Illinois law increases fee to help pay for squad cars

| Tuesday, July 11, 2006

Gov. Rod Blagojevich signed a bill into law Friday, July 7, that will help the Illinois State Police and local law enforcement agencies replace squad cars and maintain current vehicles.

Earlier this year, Blagojevich proposed replacing 500 State Police patrol cars in the fleet of more than 2,300.

The new law, previously SB1089, requires people who opt for court supervisions for traffic violations to pay $25 if convicted of the offense – $20 would go to the police agency that issued the citation. Supervisions are not available to commercial driver’s license holders.

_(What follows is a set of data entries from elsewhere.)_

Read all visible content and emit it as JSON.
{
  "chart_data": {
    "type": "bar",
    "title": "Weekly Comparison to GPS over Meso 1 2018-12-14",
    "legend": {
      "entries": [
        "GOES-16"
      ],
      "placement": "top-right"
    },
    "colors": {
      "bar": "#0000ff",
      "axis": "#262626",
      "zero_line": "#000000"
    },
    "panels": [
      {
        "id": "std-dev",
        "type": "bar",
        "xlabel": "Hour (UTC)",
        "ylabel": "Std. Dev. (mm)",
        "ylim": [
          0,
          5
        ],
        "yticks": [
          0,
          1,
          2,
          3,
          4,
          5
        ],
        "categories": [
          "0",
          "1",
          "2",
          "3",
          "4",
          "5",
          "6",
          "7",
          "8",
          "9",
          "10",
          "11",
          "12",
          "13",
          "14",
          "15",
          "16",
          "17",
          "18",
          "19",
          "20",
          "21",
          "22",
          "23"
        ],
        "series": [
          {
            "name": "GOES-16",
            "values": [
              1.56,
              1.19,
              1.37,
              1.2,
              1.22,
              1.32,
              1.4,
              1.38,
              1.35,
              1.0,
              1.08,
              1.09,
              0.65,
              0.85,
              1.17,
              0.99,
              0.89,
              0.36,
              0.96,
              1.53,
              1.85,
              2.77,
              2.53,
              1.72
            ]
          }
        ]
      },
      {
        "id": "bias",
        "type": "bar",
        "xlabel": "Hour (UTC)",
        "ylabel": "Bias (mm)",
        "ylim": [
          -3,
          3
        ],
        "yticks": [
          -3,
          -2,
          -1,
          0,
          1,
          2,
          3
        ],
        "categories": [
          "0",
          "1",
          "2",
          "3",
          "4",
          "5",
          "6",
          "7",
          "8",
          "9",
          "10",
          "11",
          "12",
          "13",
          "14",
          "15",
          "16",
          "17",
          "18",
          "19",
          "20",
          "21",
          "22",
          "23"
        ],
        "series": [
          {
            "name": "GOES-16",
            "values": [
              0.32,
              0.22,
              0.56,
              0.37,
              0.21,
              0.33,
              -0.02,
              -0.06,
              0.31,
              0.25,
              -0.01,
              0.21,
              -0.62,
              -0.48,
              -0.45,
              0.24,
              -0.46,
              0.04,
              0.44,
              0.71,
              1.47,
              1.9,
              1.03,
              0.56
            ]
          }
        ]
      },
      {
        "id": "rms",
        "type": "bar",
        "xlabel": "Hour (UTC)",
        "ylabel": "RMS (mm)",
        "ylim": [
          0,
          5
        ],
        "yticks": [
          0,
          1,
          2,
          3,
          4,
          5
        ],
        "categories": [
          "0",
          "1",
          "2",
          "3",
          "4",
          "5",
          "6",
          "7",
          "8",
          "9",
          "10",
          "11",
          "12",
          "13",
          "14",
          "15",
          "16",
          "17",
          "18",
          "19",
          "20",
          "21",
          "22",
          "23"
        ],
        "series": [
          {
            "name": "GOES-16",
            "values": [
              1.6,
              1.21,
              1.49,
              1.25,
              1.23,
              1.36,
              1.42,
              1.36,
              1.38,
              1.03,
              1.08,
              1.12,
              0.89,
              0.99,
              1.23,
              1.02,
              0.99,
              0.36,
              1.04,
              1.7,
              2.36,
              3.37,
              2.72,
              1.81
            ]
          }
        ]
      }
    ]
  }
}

The fee will generate about $15 million for the purchase of more than 500 new squad cars next year to be divided between the State Police and local law enforcement agencies.

“Our police work hard to keep the public safe. But they can’t effectively patrol our roads and respond to emergencies without safe and reliable vehicles,” Blagojevich said in a written statement.

Two efforts that also sought to provide more money to replace patrol cars, however, failed to gain passage in the General Assembly.

One bill would have added a $25 fee to the cost for traffic violators who are arrested. Another bill would have added a $5 fee to all speeding convictions.

Supporters of the measure signed by the governor say Illinois is one of the few states without a strict replacement program for its squad cars. Master Sgt. Rick Hector told the Chicago Tribune that the agency ideally would replace cars after they’ve reached 80,000 miles. But a majority of the fleet has more than 100,000 miles.

The new law takes effect Jan. 1, 2007.